Let the library handle timestamps
Both Pino and Winston add timestamps automatically. Don't format them yourself or use Date.now() in log messages. Pino uses epoch milliseconds by default, which is the most efficient for parsing. If you need ISO strings for human readability, configure the library's timestamp option rather than adding a custom field.
Verify logs before production
Deploy to staging, trigger the workflows you care about, and verify that the logs contain enough context to debug a failure without access to the source code. If you find yourself thinking "I wish this log included the user's plan type" or "I can't tell which database query failed," add those fields before the code reaches production.
Conclusion
The main decision is simple: use a real logger, emit structured logs, and make sure those logs end up somewhere you can search during an incident. The rest depends on your stack and how much control you need.
FAQs
What is the best logging library for Node.js?
Pino is a strong default for many applications because it emits structured JSON with low overhead. Winston is a solid alternative if you need more flexibility in transports and formatting. The right pick depends on whether you prioritize performance (Pino) or configurability (Winston).
Should I use console.log in production?
No. console.log has no log levels, no structured output, and no way to route logs to external systems. It works fine during local development, but production applications should use a library like Pino or Winston that gives you severity filtering, JSON formatting, and configurable destinations.
What log level should I use in production?
Set your default to info. This captures normal operational events and everything above (warnings, errors, fatal). Switch to debug temporarily when investigating an issue by changing the LOG_LEVEL environment variable, then switch back once the investigation is done.
How do I avoid logging sensitive data?
Log user IDs instead of emails or names. Log the shape of request bodies (field names, array lengths) instead of raw values. Never log passwords, API keys, tokens, or credit card numbers. Review your log output in staging before deploying to production to catch any fields that shouldn't be there.
What is structured logging and why does it matter?
Structured logging means writing log entries as JSON objects with named fields instead of plain text strings. It matters because log management tools can index and query JSON fields directly.
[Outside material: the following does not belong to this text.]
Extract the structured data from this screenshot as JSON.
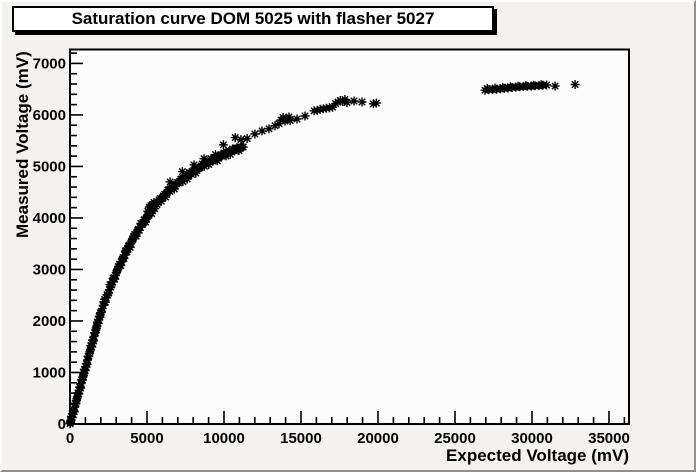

Filtering for all errors where responseTime > 2000 and service = payment-api is instant with structured logs and nearly impossible with plain text.
How do I correlate logs across multiple services?
Generate a unique requestId at the entry point of your system (API gateway or first service) and pass it downstream through HTTP headers like x-request-id. Each service reads that header, attaches it to every log entry using logger.child(), and forwards it to the next service. In your log management tool, filtering by that single ID shows the full request path across all services.